Kirchen mit Geschichte haben jeweils ihre Traditionen und oft (eigentlich immer) Punkte, an denen man sich stoßen kann. Die hindern, sich dieser Kirche X oder Y anzuschließen. Nun regte mich ein Gespräch zwisch Jeffery Saddoris (dem Podcaster) und Sean Tucker, dem britischen Photographen und gewesenen baptistischen Pastor, an, einmal darüber nachzudenken, was gegen eine (und zwar gegen jede) Art von Kirchen-Neugründung spricht.
Tucker sagte (in Deep Natter 31), dass ihm, nachdem er mit seiner eher fortschrittlichen Haltung in Gemeinden angeeckt wäre, Freunde geraten hätten, doch selbst eine Kirche aufzumachen. Und er sagte, dass er schnell erkannt habe, dass das keine gute Idee sei: Denn die, die dazu kommen, werden in ihrer Verbindlichkeit und ihrem Engagement meist die eher konservativen sein. Und die würden den Charakter jeder Kirche so verändern, dass es eben kein Ort für die anderen, die neuen, die nicht konservativen würde.

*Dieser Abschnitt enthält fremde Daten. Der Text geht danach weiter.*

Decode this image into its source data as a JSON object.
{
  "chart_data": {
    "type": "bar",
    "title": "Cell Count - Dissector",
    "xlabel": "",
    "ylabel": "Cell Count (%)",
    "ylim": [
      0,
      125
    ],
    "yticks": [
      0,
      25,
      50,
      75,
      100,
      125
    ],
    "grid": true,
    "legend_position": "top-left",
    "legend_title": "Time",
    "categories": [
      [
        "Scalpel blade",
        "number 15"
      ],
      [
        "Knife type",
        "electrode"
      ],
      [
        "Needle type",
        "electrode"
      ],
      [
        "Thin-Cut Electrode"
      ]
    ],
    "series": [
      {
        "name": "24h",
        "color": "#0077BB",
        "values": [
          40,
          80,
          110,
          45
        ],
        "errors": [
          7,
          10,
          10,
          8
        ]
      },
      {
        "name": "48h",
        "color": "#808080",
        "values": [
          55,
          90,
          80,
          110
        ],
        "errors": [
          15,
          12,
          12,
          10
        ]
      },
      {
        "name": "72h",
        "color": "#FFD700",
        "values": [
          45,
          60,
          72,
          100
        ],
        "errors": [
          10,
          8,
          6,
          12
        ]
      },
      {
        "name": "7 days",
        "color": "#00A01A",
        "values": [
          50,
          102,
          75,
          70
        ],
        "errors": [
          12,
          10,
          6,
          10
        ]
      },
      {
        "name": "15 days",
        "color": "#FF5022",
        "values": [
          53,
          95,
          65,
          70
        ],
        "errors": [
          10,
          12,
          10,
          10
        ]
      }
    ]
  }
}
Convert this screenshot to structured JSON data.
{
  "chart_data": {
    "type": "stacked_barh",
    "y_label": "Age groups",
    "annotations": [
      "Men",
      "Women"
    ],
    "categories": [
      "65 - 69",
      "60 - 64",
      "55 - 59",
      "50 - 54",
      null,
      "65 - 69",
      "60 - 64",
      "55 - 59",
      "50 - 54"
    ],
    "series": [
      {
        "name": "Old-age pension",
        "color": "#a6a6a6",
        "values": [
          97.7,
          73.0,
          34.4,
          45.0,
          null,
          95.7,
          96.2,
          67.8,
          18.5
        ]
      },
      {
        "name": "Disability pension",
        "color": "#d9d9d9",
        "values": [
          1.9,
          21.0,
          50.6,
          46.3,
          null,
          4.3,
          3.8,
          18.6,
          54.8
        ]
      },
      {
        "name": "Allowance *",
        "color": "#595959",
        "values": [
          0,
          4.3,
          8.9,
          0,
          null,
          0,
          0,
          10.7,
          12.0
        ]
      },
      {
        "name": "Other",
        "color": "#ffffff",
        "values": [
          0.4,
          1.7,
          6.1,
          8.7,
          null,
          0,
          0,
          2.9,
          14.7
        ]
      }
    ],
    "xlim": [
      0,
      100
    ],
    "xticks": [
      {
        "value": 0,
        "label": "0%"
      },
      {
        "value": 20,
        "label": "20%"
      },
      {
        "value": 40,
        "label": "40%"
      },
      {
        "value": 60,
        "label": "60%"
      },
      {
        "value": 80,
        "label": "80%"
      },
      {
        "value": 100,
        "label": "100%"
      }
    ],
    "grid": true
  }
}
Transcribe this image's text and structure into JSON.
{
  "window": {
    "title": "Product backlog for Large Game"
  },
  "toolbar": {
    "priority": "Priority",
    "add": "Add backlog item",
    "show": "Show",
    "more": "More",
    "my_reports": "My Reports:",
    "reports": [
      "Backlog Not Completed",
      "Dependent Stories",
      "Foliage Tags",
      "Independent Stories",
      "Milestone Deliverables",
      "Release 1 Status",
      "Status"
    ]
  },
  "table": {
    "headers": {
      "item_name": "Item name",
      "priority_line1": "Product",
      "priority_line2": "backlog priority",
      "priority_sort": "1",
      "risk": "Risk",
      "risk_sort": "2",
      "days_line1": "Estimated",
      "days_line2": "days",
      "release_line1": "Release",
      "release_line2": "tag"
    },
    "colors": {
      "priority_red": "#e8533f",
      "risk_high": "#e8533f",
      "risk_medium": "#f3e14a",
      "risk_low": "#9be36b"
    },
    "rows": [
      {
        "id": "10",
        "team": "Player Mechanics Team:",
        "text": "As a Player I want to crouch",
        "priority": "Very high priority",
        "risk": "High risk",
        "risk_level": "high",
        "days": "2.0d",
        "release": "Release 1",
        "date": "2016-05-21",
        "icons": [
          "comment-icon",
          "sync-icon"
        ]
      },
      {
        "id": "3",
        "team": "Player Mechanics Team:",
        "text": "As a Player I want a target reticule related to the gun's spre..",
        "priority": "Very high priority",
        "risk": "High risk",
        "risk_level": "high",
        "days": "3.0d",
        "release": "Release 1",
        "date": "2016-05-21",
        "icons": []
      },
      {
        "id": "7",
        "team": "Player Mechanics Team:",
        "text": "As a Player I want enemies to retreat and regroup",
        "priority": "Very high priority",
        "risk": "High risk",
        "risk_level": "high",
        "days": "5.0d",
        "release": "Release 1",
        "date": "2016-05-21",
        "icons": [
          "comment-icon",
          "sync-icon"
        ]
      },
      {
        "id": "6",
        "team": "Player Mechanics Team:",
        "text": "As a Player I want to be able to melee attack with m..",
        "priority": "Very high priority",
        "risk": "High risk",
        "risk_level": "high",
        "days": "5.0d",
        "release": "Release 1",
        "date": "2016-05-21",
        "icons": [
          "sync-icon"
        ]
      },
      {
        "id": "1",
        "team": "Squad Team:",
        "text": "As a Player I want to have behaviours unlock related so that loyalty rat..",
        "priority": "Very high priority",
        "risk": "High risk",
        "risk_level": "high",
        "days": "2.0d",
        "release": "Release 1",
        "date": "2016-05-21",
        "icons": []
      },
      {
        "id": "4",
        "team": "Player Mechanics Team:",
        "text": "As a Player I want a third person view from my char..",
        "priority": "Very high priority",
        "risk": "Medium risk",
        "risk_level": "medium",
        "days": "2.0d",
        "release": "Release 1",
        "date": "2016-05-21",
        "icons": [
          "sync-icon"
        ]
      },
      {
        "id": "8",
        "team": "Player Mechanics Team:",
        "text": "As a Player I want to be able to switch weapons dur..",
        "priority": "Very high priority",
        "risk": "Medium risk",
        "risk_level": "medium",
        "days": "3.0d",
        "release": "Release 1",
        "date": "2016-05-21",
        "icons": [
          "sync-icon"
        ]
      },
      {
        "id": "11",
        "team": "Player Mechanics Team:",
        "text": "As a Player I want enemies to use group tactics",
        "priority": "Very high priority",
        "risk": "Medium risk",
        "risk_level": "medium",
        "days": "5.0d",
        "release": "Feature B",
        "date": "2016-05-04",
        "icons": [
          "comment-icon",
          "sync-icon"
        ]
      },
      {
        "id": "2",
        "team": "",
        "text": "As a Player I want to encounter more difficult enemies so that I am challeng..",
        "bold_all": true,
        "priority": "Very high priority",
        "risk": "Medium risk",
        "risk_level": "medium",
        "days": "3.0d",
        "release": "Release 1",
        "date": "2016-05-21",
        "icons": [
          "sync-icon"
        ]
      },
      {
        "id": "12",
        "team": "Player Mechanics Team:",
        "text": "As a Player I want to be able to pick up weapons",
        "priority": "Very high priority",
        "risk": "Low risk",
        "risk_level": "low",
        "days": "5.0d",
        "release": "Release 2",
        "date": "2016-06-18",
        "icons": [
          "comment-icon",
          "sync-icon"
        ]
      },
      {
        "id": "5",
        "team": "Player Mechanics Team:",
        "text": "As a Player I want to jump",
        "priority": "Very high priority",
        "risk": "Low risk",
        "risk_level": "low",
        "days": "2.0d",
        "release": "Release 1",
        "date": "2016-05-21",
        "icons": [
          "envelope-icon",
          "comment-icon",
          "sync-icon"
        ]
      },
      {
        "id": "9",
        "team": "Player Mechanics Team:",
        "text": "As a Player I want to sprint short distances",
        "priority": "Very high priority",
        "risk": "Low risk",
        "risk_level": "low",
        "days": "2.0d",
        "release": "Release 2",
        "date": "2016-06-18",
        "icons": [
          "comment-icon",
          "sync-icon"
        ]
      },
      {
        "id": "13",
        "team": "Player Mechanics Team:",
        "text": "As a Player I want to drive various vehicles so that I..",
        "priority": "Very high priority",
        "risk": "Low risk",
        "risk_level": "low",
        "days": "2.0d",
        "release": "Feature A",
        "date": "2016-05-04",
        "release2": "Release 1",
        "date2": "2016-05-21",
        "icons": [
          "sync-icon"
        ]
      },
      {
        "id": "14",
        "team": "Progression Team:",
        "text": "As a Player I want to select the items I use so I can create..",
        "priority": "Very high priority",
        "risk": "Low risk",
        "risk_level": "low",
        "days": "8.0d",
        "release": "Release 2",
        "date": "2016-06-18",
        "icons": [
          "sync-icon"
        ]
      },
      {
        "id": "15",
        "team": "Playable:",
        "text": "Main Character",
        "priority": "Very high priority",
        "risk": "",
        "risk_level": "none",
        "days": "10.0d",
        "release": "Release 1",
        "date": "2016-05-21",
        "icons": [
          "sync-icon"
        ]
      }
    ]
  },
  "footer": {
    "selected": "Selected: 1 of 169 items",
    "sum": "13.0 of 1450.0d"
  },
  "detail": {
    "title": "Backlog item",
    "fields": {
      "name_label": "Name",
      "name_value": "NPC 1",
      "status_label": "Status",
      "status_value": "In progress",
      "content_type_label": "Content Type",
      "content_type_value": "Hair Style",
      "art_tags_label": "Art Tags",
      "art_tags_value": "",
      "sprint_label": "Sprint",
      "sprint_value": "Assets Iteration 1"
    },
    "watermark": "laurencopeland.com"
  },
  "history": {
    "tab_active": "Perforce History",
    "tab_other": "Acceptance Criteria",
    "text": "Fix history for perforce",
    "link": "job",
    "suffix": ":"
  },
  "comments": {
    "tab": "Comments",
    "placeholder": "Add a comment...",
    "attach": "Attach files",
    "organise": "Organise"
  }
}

Ich denke, dass Tucker recht hat. – Sozial und diakonisch geht vieles, aber: Für Mitarbeit, ob im Vorstand, in den Gremien, ja, selbst in den Gottesdiensten, muss man gestrickt sein. Und diese Erfordernisse holen eher die traditionell strukturierten Menschen ab. Die »Explorativen« flattern mal vorbei, machen ggf. irgendwo mit und sind dann aber bald wieder anderswo. Es ist weder ihr Interesse, Strukturen zu bauen, noch sind sie hinreichend viele und hinreichend lange irgendwo, um den Marsch durch die Institutionen zu tätigen.
Neue Kirchen sind eher keine Lösung. – Wenn es eine Lösung gibt (und das muss jede/r selbst entscheiden, ob das eine Lösung für sie oder ihn ist), dann ist es ein religionsloses Christentum. Eben gerade der Verzicht auf jede Form von klassischen Strukturen.
Bonhoeffers »religionslose« Ansätze…
Bonhoeffer hat mit seinem Kapitel zu »teurer Gnade«, dem ersten in »Nachfolge« bereits in diese Richtung gedacht.
»Mit der Ausbreitung des Christentums und der zunehmenden Verweltlichung der Kirche ging die Erkenntnis der teuren Gnade allmählich verloren. Die Welt war christianisiert, die Gnade war Allgemeingut einer christlichen Welt geworden. Sie war billig zu haben. Doch bewahrte die römische Kirche einen Rest der ersten Erkenntnis. Es war von entscheidender Bedeutung, dass das Mönchtum sich nicht von der Kirche trennte und dass die Klugheit der Kirche das Mönchtum ertrug.« (DBW 4, 32)
Bonhoeffer stellt dann aber auch dar, wie die reformatorische Entdeckung Luther aus dem Kloster führte.
»Gott zeigte ihm [Luther] durch die Schrift, dass die Nachfolge Jesu nicht verdienstliche Sonderleistung Einzelner, sondern göttliches Gebot an alle Christen ist. Das demütige Werk der Nachfolge war im Mönchtum zum verdienstlichen Tun der Heiligen geworden. […] Luther musste das Kloster verlassen und zurück in die Welt, nicht weil die Welt an sich gut und heilig wäre, sondern weil auch das Kloster nichts anderes war als die Welt. […] Nachfolge Jesu musste nun mitten in der Welt gelebt werden. (DBW 4, 34f)
Mit diesen Denkansätzen geht Bonhoeffer bereits in die Richtung, bei der in seinen Briefen aus der Haft ankommt, dass das Religöse an sich, die äußeren Formen, dem Inhalt, Christus selbst, im Wege stehen. – Wer dies weiterdenkt, der kommt bei der Lehre von der Kirche in ein Dilemma: Kirche kann nur Kirche sein, wenn sie Welt ist, wenn sie eben kein eigenen, gewchützter Raum ist, sondern mitten in der Welt und für die Welt wirkt. Und wenn sie das tut, dann wirken zwar Christenmenschen, aber eben nicht Institutionen.